When they reached the shed she lingered a moment by the tree, tracing a bare branch with her finger, and he waited, content, till she should speak or act, to watch her. At last she said with her faint smile, "I am very thirsty." Then he went into the shed and came out with his wooden cup filled with milk. She drank and said, "Thank you, shepherd. How pretty the violets are in your copse."
"Would you like some?" he asked.
"Not now," she said. "Perhaps another day. I must go now." She gave him back his cup and went away, slowly at first, but when she was at some distance he saw her begin to run like a fawn.
She did not come again that spring. And so the stark lives of the boy and the tree went forward for another year. But one evening in the following April, when the green was quivering on wood and hedgerow, he came to the door of the shed and saw her bending like a flower at the edge of the copse, filling her little basket and singing to herself. She looked up soon and said:
"Good evening, shepherd. How does your cherry-tree?"
"As usual, Mistress Thea."
"So I see. What a lazy tree it is. Have you some milk for me?"
He brought her his cup and she drank of it for the third time, and left him before he had had time to realize that she had come and gone, but only how greatly her delicate beauty had increased in the last year.
However, before the summer was over she came again--to swim in the river, she told him, as she passed him on the hills, without lingering. And in the autumn she came to gather blackberries, and he showed her the best place to find them. Any of these things she might have done as easily nearer Combe Ivy, but it seemed she must always offer him some reason for her small truancies--whether to gather berries or flowers, or to swim in the river. He knew that her chief delight lay in escaping from her father's manor.
Winter closed her visits; but Young Gerard was as patient as the earth, and did not begin to look for her till April. As surely as it brought leaves to the trees and flowers to the grass, it would, he knew, bring his little mistress's question, half shy, half smiling, "Is your cherry-tree in blossom, shepherd?" And later her request, smiling and shy, for milk.

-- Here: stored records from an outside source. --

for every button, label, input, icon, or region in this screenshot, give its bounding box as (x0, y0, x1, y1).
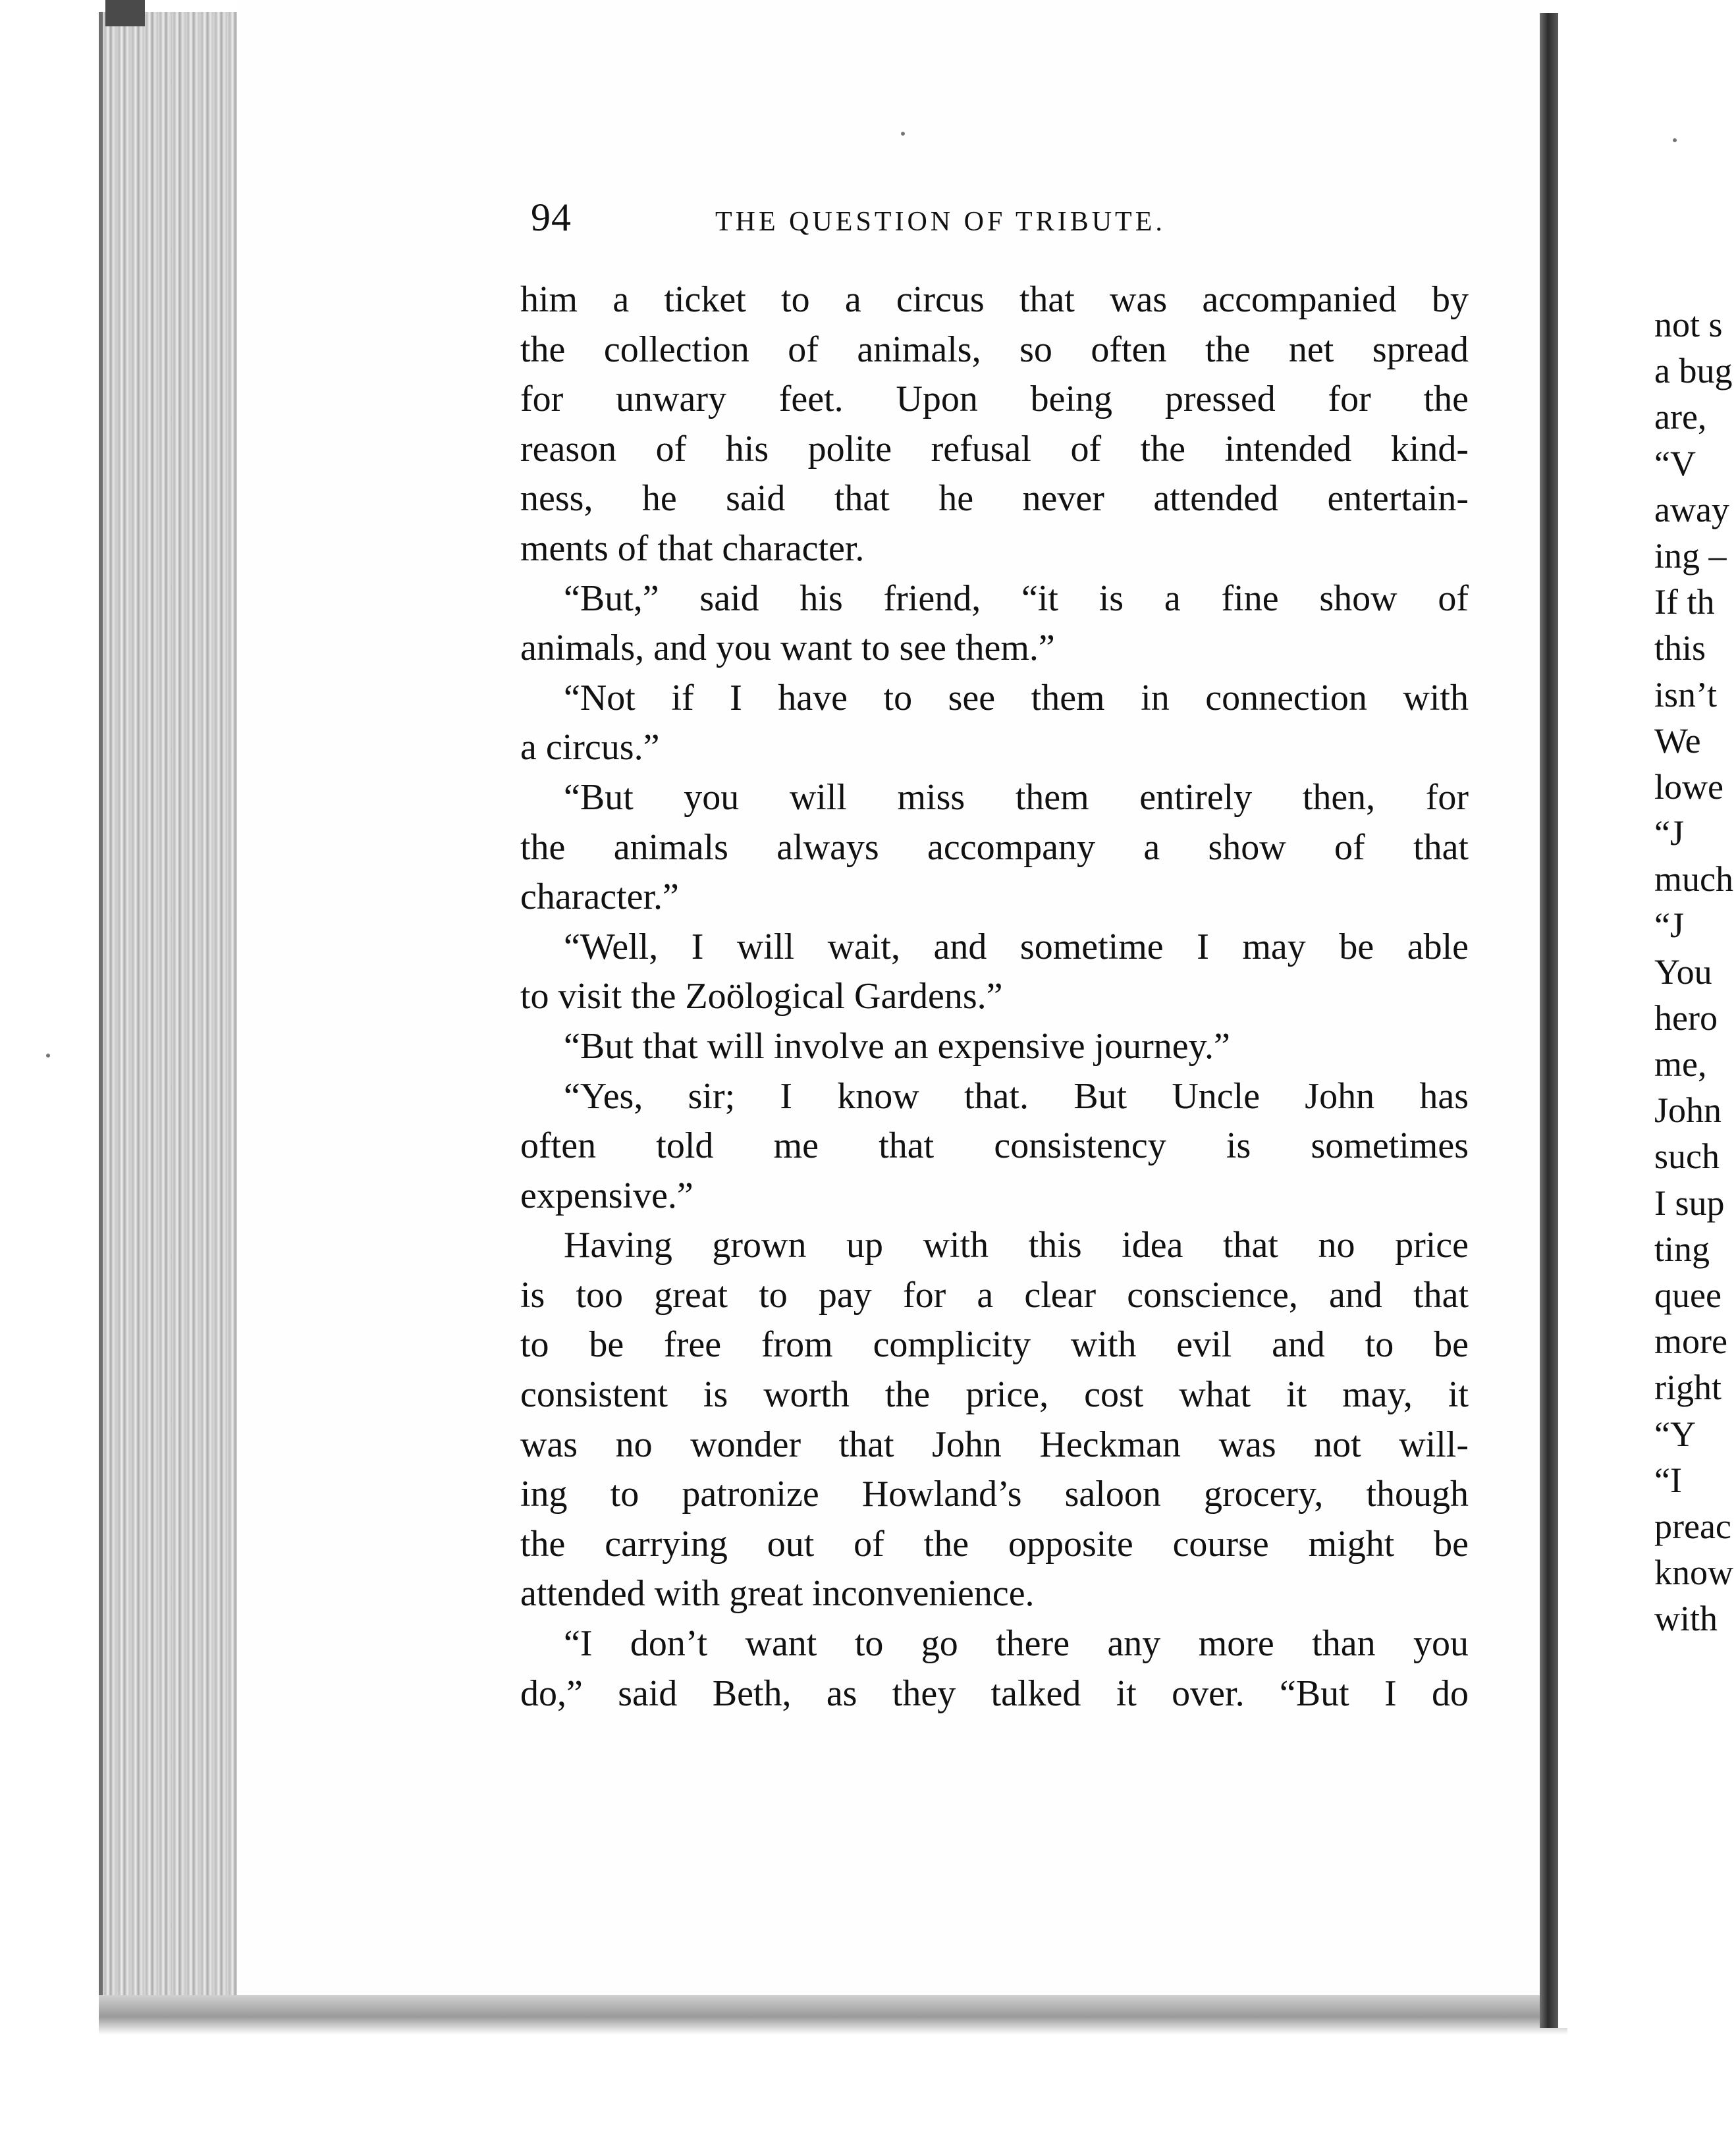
text-line: was no wonder that John Heckman was not will- (520, 1424, 1469, 1465)
book-corner (105, 0, 145, 26)
text-line: ments of that character. (520, 527, 865, 569)
text-fragment: such (1654, 1137, 1720, 1177)
text-fragment: ing – (1654, 535, 1727, 576)
text-fragment: me, (1654, 1044, 1707, 1084)
text-fragment: John (1654, 1090, 1722, 1131)
text-line: attended with great inconvenience. (520, 1573, 1035, 1615)
text-line: is too great to pay for a clear conscience, and that (520, 1274, 1469, 1316)
text-fragment: lowe (1654, 766, 1723, 807)
text-line: the collection of animals, so often the net spread (520, 329, 1469, 370)
text-line: do,” said Beth, as they talked it over. “But I do (520, 1673, 1469, 1714)
text-line: him a ticket to a circus that was accompanied by (520, 279, 1469, 320)
text-line: character.” (520, 876, 679, 918)
page-bottom-shadow (99, 1995, 1567, 2035)
text-fragment: isn’t (1654, 674, 1718, 714)
text-line: often told me that consistency is sometimes (520, 1125, 1469, 1167)
text-fragment: We (1654, 720, 1701, 761)
text-fragment: this (1654, 628, 1706, 668)
text-line: the carrying out of the opposite course might be (520, 1523, 1469, 1565)
text-line: “Not if I have to see them in connection with (564, 677, 1469, 718)
text-fragment: a bug (1654, 351, 1733, 391)
text-fragment: away (1654, 489, 1729, 529)
text-line: “Well, I will wait, and sometime I may be able (564, 926, 1469, 967)
dust-speck (1673, 138, 1677, 142)
text-fragment: I sup (1654, 1183, 1725, 1223)
text-line: animals, and you want to see them.” (520, 628, 1055, 669)
text-fragment: hero (1654, 998, 1718, 1038)
book-page-edges (99, 12, 241, 2014)
text-fragment: know (1654, 1553, 1733, 1593)
text-fragment: “V (1654, 443, 1696, 483)
text-fragment: right (1654, 1368, 1722, 1408)
text-fragment: “J (1654, 813, 1684, 853)
text-fragment: are, (1654, 397, 1707, 437)
dust-speck (46, 1054, 50, 1058)
text-fragment: “I (1654, 1460, 1682, 1500)
text-line: “I don’t want to go there any more than you (564, 1623, 1469, 1665)
text-fragment: much (1654, 859, 1733, 899)
running-title: THE QUESTION OF TRIBUTE. (715, 207, 1166, 237)
text-line: reason of his polite refusal of the intended kind- (520, 428, 1469, 469)
text-line: to be free from complicity with evil and to be (520, 1324, 1469, 1366)
text-line: a circus.” (520, 727, 660, 768)
text-line: Having grown up with this idea that no price (564, 1225, 1469, 1266)
text-fragment: more (1654, 1322, 1727, 1362)
text-line: “But you will miss them entirely then, for (564, 776, 1469, 818)
text-line: ness, he said that he never attended entertain- (520, 478, 1469, 520)
text-fragment: not s (1654, 305, 1723, 344)
text-line: “Yes, sir; I know that. But Uncle John has (564, 1075, 1469, 1117)
text-line: expensive.” (520, 1175, 693, 1216)
text-line: for unwary feet. Upon being pressed for the (520, 379, 1469, 420)
text-line: the animals always accompany a show of that (520, 826, 1469, 868)
text-line: ing to patronize Howland’s saloon grocery, though (520, 1474, 1469, 1515)
text-line: consistent is worth the price, cost what it may, it (520, 1374, 1469, 1416)
text-fragment: with (1654, 1599, 1718, 1639)
right-page-text-fragments (1654, 302, 1736, 1642)
body-text (520, 275, 1469, 1719)
text-fragment: preac (1654, 1506, 1731, 1546)
text-fragment: “Y (1654, 1414, 1696, 1454)
text-fragment: You (1654, 951, 1712, 992)
running-head (531, 195, 1288, 248)
dust-speck (901, 132, 905, 136)
text-line: “But that will involve an expensive journey.” (564, 1025, 1230, 1067)
text-fragment: ting (1654, 1229, 1710, 1269)
book-gutter (1540, 13, 1558, 2028)
text-fragment: quee (1654, 1275, 1722, 1315)
text-fragment: If th (1654, 582, 1715, 622)
page-number: 94 (531, 196, 572, 239)
text-line: “But,” said his friend, “it is a fine show of (564, 577, 1469, 619)
text-line: to visit the Zoölogical Gardens.” (520, 976, 1003, 1017)
text-fragment: “J (1654, 905, 1684, 946)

They seldom exchanged more than a few words at any time. Sometimes they did not speak at all. For he, who was her father's servant, never spoke first; and she, growing in years and loveliness, grew also in timidity, so that it seemed to cost her more and more to address her greeting or her question even to her father's servant. The sweet quick reddening of her cheek was one of Young Gerard's chief remembrances of her.
But after a while, when they met by those sly chances which she could control and he could not; and when she did not speak, but glanced and hesitated and passed on; or glanced and passed without hesitation; or passed without a glance; he came to know that she would not mind if he arose and walked with her, if he could control the pretext, which she could not. And he did so quietly, having always something to show her.